Мы выехали из города. Я думал показать ему по пути римскую дорогу, а то даже и выйти для короткого осмотра пешком и, пользуясь случаем, рассказать о подарке, который сделала мне мама. Но Мешулам начал рассказывать первым. Сначала он показывал мне дома, которые построил. Потом — дома, которые разрушил. Потом холмы, на которых сражался в Войну за независимость, когда был в Пальмахе: «А ты что думал? Что весь Пальмах состоял из таких высоких блондинов, как твоя мама? Были там и такие, как я», и тут он добрался наконец до сути дела — до своей Тиреле, до Тирцы.

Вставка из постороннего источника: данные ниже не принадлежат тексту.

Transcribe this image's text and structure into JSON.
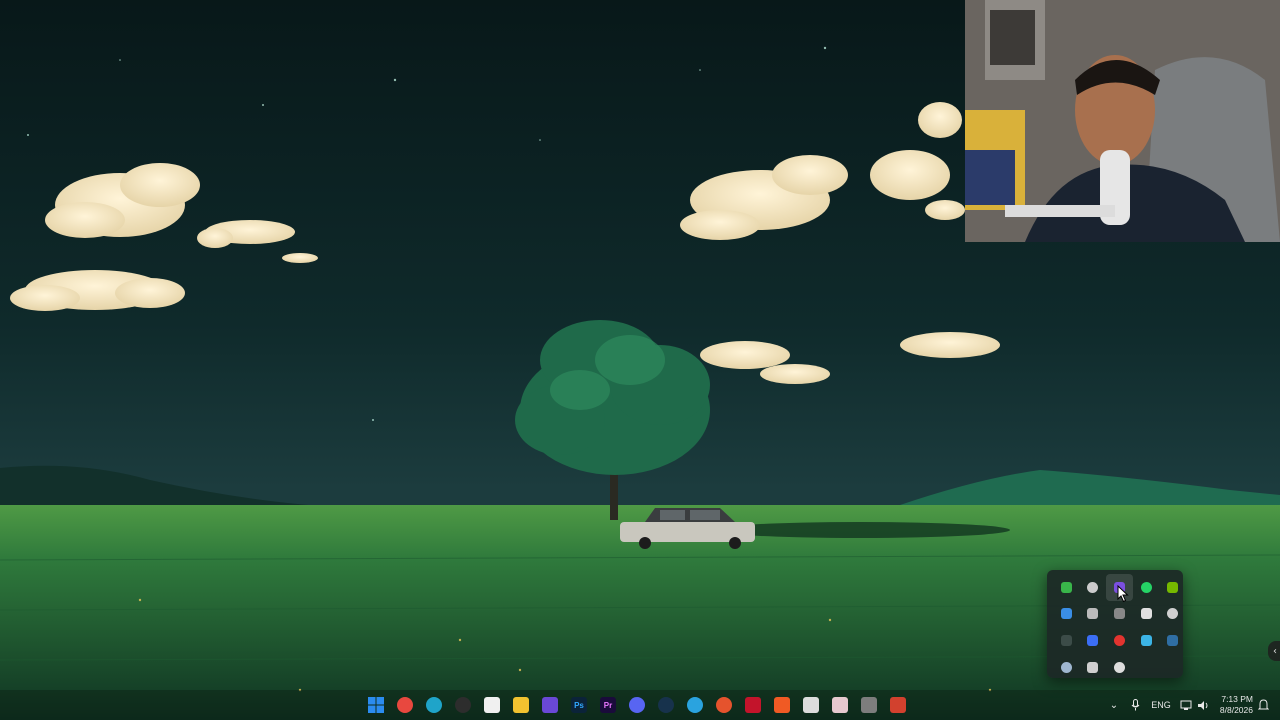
{
  "taskbar": {
    "pinned": [
      {
        "name": "start-button",
        "icon": "windows-logo-icon",
        "glyph": "",
        "color": "#2b8cf0"
      },
      {
        "name": "chrome-app",
        "icon": "chrome-icon",
        "glyph": "",
        "color": "#e8483f"
      },
      {
        "name": "edge-app",
        "icon": "edge-icon",
        "glyph": "",
        "color": "#1fa4c9"
      },
      {
        "name": "obs-app",
        "icon": "obs-icon",
        "glyph": "",
        "color": "#2d2d2d"
      },
      {
        "name": "store-app",
        "icon": "store-icon",
        "glyph": "",
        "color": "#f0f0f0"
      },
      {
        "name": "file-explorer-app",
        "icon": "folder-icon",
        "glyph": "",
        "color": "#f2c230"
      },
      {
        "name": "media-player-app",
        "icon": "play-icon",
        "glyph": "",
        "color": "#6a48d7"
      },
      {
        "name": "photoshop-app",
        "icon": "photoshop-icon",
        "glyph": "Ps",
        "color": "#0b2339"
      },
      {
        "name": "premiere-app",
        "icon": "premiere-icon",
        "glyph": "Pr",
        "color": "#1a0b3b"
      },
      {
        "name": "discord-app",
        "icon": "discord-icon",
        "glyph": "",
        "color": "#5865f2"
      },
      {
        "name": "steam-app",
        "icon": "steam-icon",
        "glyph": "",
        "color": "#17324c"
      },
      {
        "name": "telegram-app",
        "icon": "telegram-icon",
        "glyph": "",
        "color": "#2aa3df"
      },
      {
        "name": "app-orange",
        "icon": "orange-app-icon",
        "glyph": "",
        "color": "#e5532d"
      },
      {
        "name": "acrobat-app",
        "icon": "acrobat-icon",
        "glyph": "",
        "color": "#c3142b"
      },
      {
        "name": "brave-app",
        "icon": "brave-icon",
        "glyph": "",
        "color": "#f05a24"
      },
      {
        "name": "app-white",
        "icon": "app-icon",
        "glyph": "",
        "color": "#dcdcdc"
      },
      {
        "name": "app-pink",
        "icon": "app-icon",
        "glyph": "",
        "color": "#e7c9cf"
      },
      {
        "name": "app-gray",
        "icon": "app-icon",
        "glyph": "",
        "color": "#7d7d7d"
      },
      {
        "name": "brave-beta-app",
        "icon": "brave-icon",
        "glyph": "",
        "color": "#d2412e"
      }
    ],
    "tray": {
      "language": "ENG",
      "time": "7:13 PM",
      "date": "8/8/2026"
    }
  },
  "tray_flyout": {
    "icons": [
      {
        "name": "tray-green-app",
        "icon": "green-hex-icon",
        "color": "#39b54a"
      },
      {
        "name": "tray-obs",
        "icon": "obs-icon",
        "color": "#cccccc"
      },
      {
        "name": "tray-purple-app",
        "icon": "purple-app-icon",
        "color": "#7b4fe0"
      },
      {
        "name": "tray-whatsapp",
        "icon": "whatsapp-icon",
        "color": "#25d366"
      },
      {
        "name": "tray-nvidia",
        "icon": "nvidia-icon",
        "color": "#76b900"
      },
      {
        "name": "tray-grid-app",
        "icon": "grid-icon",
        "color": "#3a8ee6"
      },
      {
        "name": "tray-x-app",
        "icon": "x-icon",
        "color": "#bbbbbb"
      },
      {
        "name": "tray-dots-app",
        "icon": "dots-icon",
        "color": "#888888"
      },
      {
        "name": "tray-bold-app",
        "icon": "bold-b-icon",
        "color": "#e0e0e0"
      },
      {
        "name": "tray-chatgpt",
        "icon": "openai-icon",
        "color": "#d0d0d0"
      },
      {
        "name": "tray-dim-app",
        "icon": "app-icon",
        "color": "#3c4c48"
      },
      {
        "name": "tray-meta-app",
        "icon": "meta-icon",
        "color": "#3b6ef5"
      },
      {
        "name": "tray-steelseries",
        "icon": "steelseries-icon",
        "color": "#e3342f"
      },
      {
        "name": "tray-blue-app",
        "icon": "blue-app-icon",
        "color": "#3cb4e6"
      },
      {
        "name": "tray-dark-app",
        "icon": "app-icon",
        "color": "#2f6ea3"
      },
      {
        "name": "tray-steam",
        "icon": "steam-icon",
        "color": "#9fb7d0"
      },
      {
        "name": "tray-pin-app",
        "icon": "pin-icon",
        "color": "#cfcfcf"
      },
      {
        "name": "tray-shield-app",
        "icon": "shield-icon",
        "color": "#dddddd"
      }
    ]
  },
  "colors": {
    "sky_top": "#0a1c1f",
    "sky_horizon": "#1b3a3d",
    "grass": "#2f7a3c"
  }
}
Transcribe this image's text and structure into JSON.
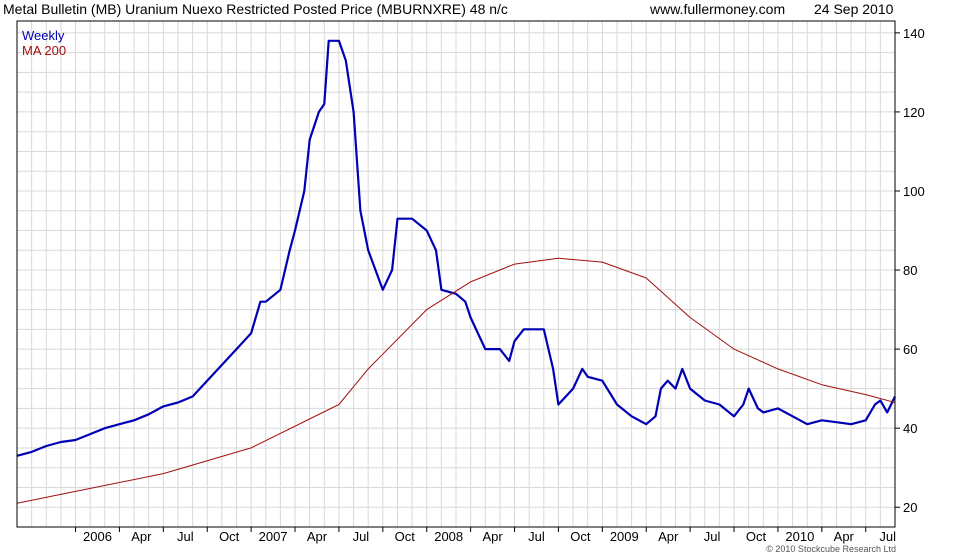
{
  "header": {
    "title": "Metal Bulletin (MB) Uranium Nuexo Restricted Posted Price (MBURNXRE) 48 n/c",
    "site": "www.fullermoney.com",
    "date": "24 Sep 2010"
  },
  "footer": {
    "credit": "© 2010 Stockcube Research Ltd"
  },
  "colors": {
    "weekly": "#0000b4",
    "ma200": "#a01010",
    "grid": "#d8d8d8"
  },
  "chart_data": {
    "type": "line",
    "title": "Metal Bulletin (MB) Uranium Nuexo Restricted Posted Price (MBURNXRE) 48 n/c",
    "x_tick_labels": [
      "2006",
      "Apr",
      "Jul",
      "Oct",
      "2007",
      "Apr",
      "Jul",
      "Oct",
      "2008",
      "Apr",
      "Jul",
      "Oct",
      "2009",
      "Apr",
      "Jul",
      "Oct",
      "2010",
      "Apr",
      "Jul"
    ],
    "x_tick_dates": [
      "2006-01",
      "2006-04",
      "2006-07",
      "2006-10",
      "2007-01",
      "2007-04",
      "2007-07",
      "2007-10",
      "2008-01",
      "2008-04",
      "2008-07",
      "2008-10",
      "2009-01",
      "2009-04",
      "2009-07",
      "2009-10",
      "2010-01",
      "2010-04",
      "2010-07"
    ],
    "y_ticks": [
      20,
      40,
      60,
      80,
      100,
      120,
      140
    ],
    "ylim": [
      15,
      143
    ],
    "xlim": [
      "2005-09",
      "2010-09"
    ],
    "grid": true,
    "legend_position": "top-left",
    "series": [
      {
        "name": "Weekly",
        "points": [
          [
            "2005-09",
            33
          ],
          [
            "2005-10",
            34
          ],
          [
            "2005-11",
            35.5
          ],
          [
            "2005-12",
            36.5
          ],
          [
            "2006-01",
            37
          ],
          [
            "2006-02",
            38.5
          ],
          [
            "2006-03",
            40
          ],
          [
            "2006-04",
            41
          ],
          [
            "2006-05",
            42
          ],
          [
            "2006-06",
            43.5
          ],
          [
            "2006-07",
            45.5
          ],
          [
            "2006-08",
            46.5
          ],
          [
            "2006-09",
            48
          ],
          [
            "2006-10",
            52
          ],
          [
            "2006-11",
            56
          ],
          [
            "2006-12",
            60
          ],
          [
            "2007-01",
            64
          ],
          [
            "2007-01-20",
            72
          ],
          [
            "2007-02",
            72
          ],
          [
            "2007-03",
            75
          ],
          [
            "2007-03-20",
            85
          ],
          [
            "2007-04",
            90
          ],
          [
            "2007-04-20",
            100
          ],
          [
            "2007-05",
            113
          ],
          [
            "2007-05-20",
            120
          ],
          [
            "2007-06",
            122
          ],
          [
            "2007-06-10",
            138
          ],
          [
            "2007-07",
            138
          ],
          [
            "2007-07-15",
            133
          ],
          [
            "2007-08",
            120
          ],
          [
            "2007-08-15",
            95
          ],
          [
            "2007-09",
            85
          ],
          [
            "2007-10",
            75
          ],
          [
            "2007-10-20",
            80
          ],
          [
            "2007-11",
            93
          ],
          [
            "2007-12",
            93
          ],
          [
            "2008-01",
            90
          ],
          [
            "2008-01-20",
            85
          ],
          [
            "2008-02",
            75
          ],
          [
            "2008-03",
            74
          ],
          [
            "2008-03-20",
            72
          ],
          [
            "2008-04",
            68
          ],
          [
            "2008-05",
            60
          ],
          [
            "2008-06",
            60
          ],
          [
            "2008-06-20",
            57
          ],
          [
            "2008-07",
            62
          ],
          [
            "2008-07-20",
            65
          ],
          [
            "2008-08",
            65
          ],
          [
            "2008-09",
            65
          ],
          [
            "2008-09-20",
            55
          ],
          [
            "2008-10",
            46
          ],
          [
            "2008-11",
            50
          ],
          [
            "2008-11-20",
            55
          ],
          [
            "2008-12",
            53
          ],
          [
            "2009-01",
            52
          ],
          [
            "2009-02",
            46
          ],
          [
            "2009-03",
            43
          ],
          [
            "2009-04",
            41
          ],
          [
            "2009-04-20",
            43
          ],
          [
            "2009-05",
            50
          ],
          [
            "2009-05-15",
            52
          ],
          [
            "2009-06",
            50
          ],
          [
            "2009-06-15",
            55
          ],
          [
            "2009-07",
            50
          ],
          [
            "2009-08",
            47
          ],
          [
            "2009-09",
            46
          ],
          [
            "2009-10",
            43
          ],
          [
            "2009-10-20",
            46
          ],
          [
            "2009-11",
            50
          ],
          [
            "2009-11-20",
            45
          ],
          [
            "2009-12",
            44
          ],
          [
            "2010-01",
            45
          ],
          [
            "2010-02",
            43
          ],
          [
            "2010-03",
            41
          ],
          [
            "2010-04",
            42
          ],
          [
            "2010-05",
            41.5
          ],
          [
            "2010-06",
            41
          ],
          [
            "2010-07",
            42
          ],
          [
            "2010-07-20",
            46
          ],
          [
            "2010-08",
            47
          ],
          [
            "2010-08-15",
            44
          ],
          [
            "2010-09",
            48
          ]
        ]
      },
      {
        "name": "MA 200",
        "points": [
          [
            "2005-09",
            21
          ],
          [
            "2006-01",
            24
          ],
          [
            "2006-07",
            28.5
          ],
          [
            "2007-01",
            35
          ],
          [
            "2007-07",
            46
          ],
          [
            "2007-09",
            55
          ],
          [
            "2008-01",
            70
          ],
          [
            "2008-04",
            77
          ],
          [
            "2008-07",
            81.5
          ],
          [
            "2008-10",
            83
          ],
          [
            "2009-01",
            82
          ],
          [
            "2009-04",
            78
          ],
          [
            "2009-07",
            68
          ],
          [
            "2009-10",
            60
          ],
          [
            "2010-01",
            55
          ],
          [
            "2010-04",
            51
          ],
          [
            "2010-07",
            48.5
          ],
          [
            "2010-09",
            46.5
          ]
        ]
      }
    ]
  }
}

— Ты помнишь, Иреле, когда вы были детьми, как Гершон каждое лето ходил в лагерь в Институте Вейцмана, а она шла со мной на работу? А сейчас, ты знаешь, какой она стала сейчас большой подрядчик? Она у меня сейчас отвечает за все проекты Мешулама Фрида!

— Да, я слышал, что она работает с тобой, но как-то пропустил, что она уже выбросила тебя из правления твоей фирмы.

Лицо Мешулама просияло.

— Не меня она выбросила, а мужа своего она выбросила, этого шмендрика Иоси своего. А со мной она начала вместе работать.

Он засмеялся:

— «Мешулам Фрид и дочь с ограниченной ответственностью». — И вздохнул. — Даже если бы Гершон был жив, я бы не его взял в дело, а только ее. — И улыбнулся. — А его бы послал в твой университет. Ее, чтобы принесла уважение к моим деньгам, а его — чтобы принес уважение к профессору Гершону Фриду, и чтобы они вместе были как моя месть братцам моей Голди, светлая ей память, которые всегда смотрели на меня сверху вниз, особенно когда приходили попросить очередную ссуду.

И, увидев выражение моего лица, добавил:

— Ты думаешь, Мешулам не думал все эти годы о тебе и о ней? Ты думаешь, Мешулам не видел, что ты и его дочь созданы друг для друга? Я уже тогда это увидел, в тот самый день, когда привез к вам моего маленького Гершона. Еще когда я бежал с моим полумертвым ребенком на руках к двери амбулатории и когда профессор Мендельсон вышел ко мне и сказал: сюда, господин Фрид, входите сюда, через этот частный вход, — еще тогда я краем глаза увидел вас, как вы похожи один на другого, совсем как две капли воды, и как вы один на другого смотрите.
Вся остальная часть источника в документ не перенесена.